Endoscopy is an essential tool supporting inflammatory bowel disease diagnosis, and ileocolonoscopy is essential to the diagnostic process because it allows for histological sampling. A decent description of endoscopic lesions may lead to a correct final diagnosis up to 89% of the time. Moreover, endoscopy is key to evaluating endoscopic severity, which in both Crohn’s disease and ulcerative colitis is associated with worse disease outcomes (e.g., more frequent advanced therapy requirements or more frequent hospitalizations and surgeries). Endoscopic severity should be reported according to validated endoscopic scores, such as the Mayo endoscopic subscore (MES) or the ulcerative colitis endoscopic index of severity (UCEIS) for ulcerative colitis, the Rutgeerts score for postoperative Crohn’s recurrence, and the Crohn’s disease endoscopic index of severity (CDEIS) or the simplified endoscopic score for Crohn’s disease (SES-CD) for luminal Crohn’s disease activity. The measuring of endoscopic activity has become a regulatory agency requirement to increase the objective evaluation of disease activity and drug response. In recent years, the central reviewing of endoscopic videos has become a standard for clinical trials. However, the adjudication paradigm and the type of endoscopic reading may substantially affect trial outcomes, and the reproducibility of all endoscopic scores is not perfect as they require the interpretation of intrinsically subjective images. This paper reviews and discusses the available evidence on inflammatory bowel disease endoscopy.

1. Introduction

Endoscopy is pivotal for the diagnosis and therapeutic monitoring of inflammatory bowel disease (IBD) in both clinical practice and clinical trials.

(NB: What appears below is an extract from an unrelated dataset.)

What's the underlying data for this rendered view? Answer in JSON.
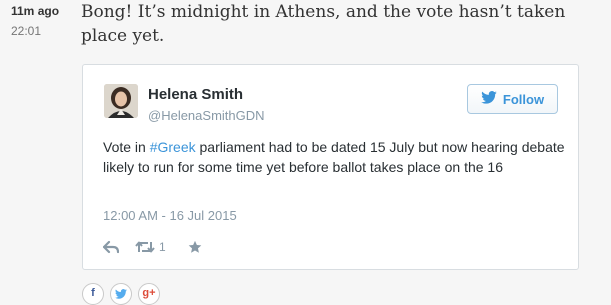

The evolution of endoscopic machinery offers clinicians increased scope with progressively more precise and high-definition imaging, enabling them to assess the bowel in more depth using enteroscopes and wireless capsule endoscopy and providing several new endoscopic tools to achieve higher diagnostic and therapeutic goals (e.g., endomicroscopy probes or tools such as dilation balloons, self-expandable metal stents, and more).

The correct planning of endoscopy is key to using the technique at its best for the diagnosis, monitoring, and evaluation of the prognosis of IBD patients. Moreover, a new field for the use of endoscopy in IBD is the integration of endoscopic results into IBD clinical trials.

2. Diagnosis

The main diagnostic tool (of which the results should be integrated with the patient’s history, clinical feature interpretation, and laboratory and pathological findings) is ileocolonoscopy, which enables a reliable diagnosis in slightly less than 9 out of 10 of cases [1], allows tissue sampling to support pathological reports, and is considered the mainstay of IBD diagnosis per the current ECCO guidelines [2,3].

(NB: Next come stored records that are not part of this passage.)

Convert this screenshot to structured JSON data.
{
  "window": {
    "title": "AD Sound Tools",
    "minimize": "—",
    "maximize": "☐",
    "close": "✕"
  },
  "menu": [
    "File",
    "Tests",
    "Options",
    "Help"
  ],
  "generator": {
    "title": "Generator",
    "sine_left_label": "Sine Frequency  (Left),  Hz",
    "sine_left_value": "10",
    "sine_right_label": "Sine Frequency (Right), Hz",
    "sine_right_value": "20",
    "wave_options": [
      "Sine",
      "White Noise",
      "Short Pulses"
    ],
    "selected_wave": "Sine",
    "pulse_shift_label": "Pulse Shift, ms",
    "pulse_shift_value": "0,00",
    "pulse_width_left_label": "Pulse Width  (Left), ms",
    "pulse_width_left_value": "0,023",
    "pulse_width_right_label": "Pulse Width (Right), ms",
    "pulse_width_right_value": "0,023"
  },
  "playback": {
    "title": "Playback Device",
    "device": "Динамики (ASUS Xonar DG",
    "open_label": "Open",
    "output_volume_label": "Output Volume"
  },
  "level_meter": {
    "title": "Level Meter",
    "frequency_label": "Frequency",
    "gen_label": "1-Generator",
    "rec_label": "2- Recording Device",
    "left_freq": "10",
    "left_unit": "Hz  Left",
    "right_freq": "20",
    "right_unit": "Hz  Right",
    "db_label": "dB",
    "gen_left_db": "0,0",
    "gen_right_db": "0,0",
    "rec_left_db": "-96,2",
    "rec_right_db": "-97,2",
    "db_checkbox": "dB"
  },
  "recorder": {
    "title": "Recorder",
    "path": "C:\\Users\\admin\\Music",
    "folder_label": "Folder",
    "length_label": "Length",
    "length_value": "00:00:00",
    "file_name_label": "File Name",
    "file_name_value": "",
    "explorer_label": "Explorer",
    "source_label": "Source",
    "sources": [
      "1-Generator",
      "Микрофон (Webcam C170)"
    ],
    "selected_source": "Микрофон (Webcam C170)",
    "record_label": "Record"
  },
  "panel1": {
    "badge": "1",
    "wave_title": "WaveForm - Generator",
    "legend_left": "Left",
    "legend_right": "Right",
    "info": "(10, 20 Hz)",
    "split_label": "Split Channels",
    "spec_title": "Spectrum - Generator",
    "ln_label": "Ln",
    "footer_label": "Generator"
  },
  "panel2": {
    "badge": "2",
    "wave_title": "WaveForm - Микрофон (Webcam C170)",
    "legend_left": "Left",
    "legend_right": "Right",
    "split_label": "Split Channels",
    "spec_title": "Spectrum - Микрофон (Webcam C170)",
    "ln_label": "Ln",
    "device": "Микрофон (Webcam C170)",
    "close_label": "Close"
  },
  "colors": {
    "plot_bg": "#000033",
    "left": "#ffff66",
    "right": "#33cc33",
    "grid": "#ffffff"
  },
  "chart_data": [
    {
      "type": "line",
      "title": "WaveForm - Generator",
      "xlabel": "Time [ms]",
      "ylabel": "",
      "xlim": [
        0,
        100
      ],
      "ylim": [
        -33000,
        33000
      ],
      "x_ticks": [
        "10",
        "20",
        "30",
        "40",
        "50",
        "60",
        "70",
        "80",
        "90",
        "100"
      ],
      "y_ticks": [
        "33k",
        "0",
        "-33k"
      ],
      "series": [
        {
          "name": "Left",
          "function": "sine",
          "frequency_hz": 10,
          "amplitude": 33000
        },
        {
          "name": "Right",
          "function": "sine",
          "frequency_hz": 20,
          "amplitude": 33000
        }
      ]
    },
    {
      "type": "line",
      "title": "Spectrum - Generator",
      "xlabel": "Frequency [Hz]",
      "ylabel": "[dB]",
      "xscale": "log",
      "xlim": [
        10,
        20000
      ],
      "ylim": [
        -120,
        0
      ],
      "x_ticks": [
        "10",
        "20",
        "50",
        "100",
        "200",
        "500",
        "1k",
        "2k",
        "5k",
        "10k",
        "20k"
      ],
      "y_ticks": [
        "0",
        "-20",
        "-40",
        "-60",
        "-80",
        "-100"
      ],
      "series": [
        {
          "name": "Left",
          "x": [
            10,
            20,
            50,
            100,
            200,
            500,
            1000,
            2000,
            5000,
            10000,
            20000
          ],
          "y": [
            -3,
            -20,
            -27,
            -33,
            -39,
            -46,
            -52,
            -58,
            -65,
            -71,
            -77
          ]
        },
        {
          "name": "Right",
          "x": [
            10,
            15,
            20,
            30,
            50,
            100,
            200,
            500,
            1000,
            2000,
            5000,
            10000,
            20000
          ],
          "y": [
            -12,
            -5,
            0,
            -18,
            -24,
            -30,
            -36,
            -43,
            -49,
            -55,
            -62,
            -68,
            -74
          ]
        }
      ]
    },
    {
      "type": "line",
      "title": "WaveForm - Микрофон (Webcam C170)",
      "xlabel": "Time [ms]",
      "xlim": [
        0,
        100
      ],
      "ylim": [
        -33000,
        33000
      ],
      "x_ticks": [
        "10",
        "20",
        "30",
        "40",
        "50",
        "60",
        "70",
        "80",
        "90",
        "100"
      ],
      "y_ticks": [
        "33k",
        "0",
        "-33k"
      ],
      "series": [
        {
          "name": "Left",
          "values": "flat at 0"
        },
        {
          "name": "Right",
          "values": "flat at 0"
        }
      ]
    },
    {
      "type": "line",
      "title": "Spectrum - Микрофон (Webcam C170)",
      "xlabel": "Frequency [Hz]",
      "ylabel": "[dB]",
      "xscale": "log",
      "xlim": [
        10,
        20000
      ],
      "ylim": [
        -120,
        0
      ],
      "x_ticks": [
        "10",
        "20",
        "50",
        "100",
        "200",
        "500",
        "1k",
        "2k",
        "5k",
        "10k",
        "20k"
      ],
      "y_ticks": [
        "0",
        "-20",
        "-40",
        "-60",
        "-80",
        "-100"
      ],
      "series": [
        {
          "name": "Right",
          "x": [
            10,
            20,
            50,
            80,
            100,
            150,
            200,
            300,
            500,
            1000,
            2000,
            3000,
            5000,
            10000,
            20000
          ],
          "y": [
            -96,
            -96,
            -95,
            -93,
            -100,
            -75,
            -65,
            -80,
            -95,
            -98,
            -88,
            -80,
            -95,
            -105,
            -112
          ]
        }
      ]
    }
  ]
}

Crohn’s disease (CD) and ulcerative colitis (UC) may involve variable extents of the small bowel and the colon; however, very commonly, the most representative pathological lesions lie in the colon or the terminal ileum, allowing for adequate visualization, characterization, and classification during an ileocolonoscopy. In a pivotal study, Pera et al. [1] reported that, when analyzing 606 colonoscopies carried out for known or suspected IBD, the accuracy of the colonoscopies was 89%, with 7% being indeterminate diagnoses and only 4% errors, which were numerically more likely in patients displaying the most severe inflammatory activity (in that subgroup, the occurrence of errors was more than doubled, reaching 9%). The study reported that the most useful endoscopic features for a differential diagnosis between CD and UC were discontinuous involvement, anal lesions, and cobblestoning of the mucosa (increasing the likelihood of a final diagnosis of CD) compared with erosions and mucosal granularity (increasing the likelihood of a final diagnosis of UC).

According to the current ECCO guidelines, IBD diagnosis requires the integration of several clinical, imaging, and laboratory findings [2,3]. While all of these techniques are important, endoscopy, with its ability to collect biopsy specimens to support the diagnostic process, remains crucial. Moreover, the first (diagnostic) endoscopic examination contributes to a clear classification of the extent of the colon involved in the disease for ulcerative colitis, as well as the location of Crohn’s disease according to the Montreal classification [4]. It may also serve as a starting point for planning subsequent follow-ups and a priori risks of aggressive disease. If the endoscopic observation and its description are very precise, the endoscopic report can be of great value in reaching the correct final IBD diagnosis and characterization [5].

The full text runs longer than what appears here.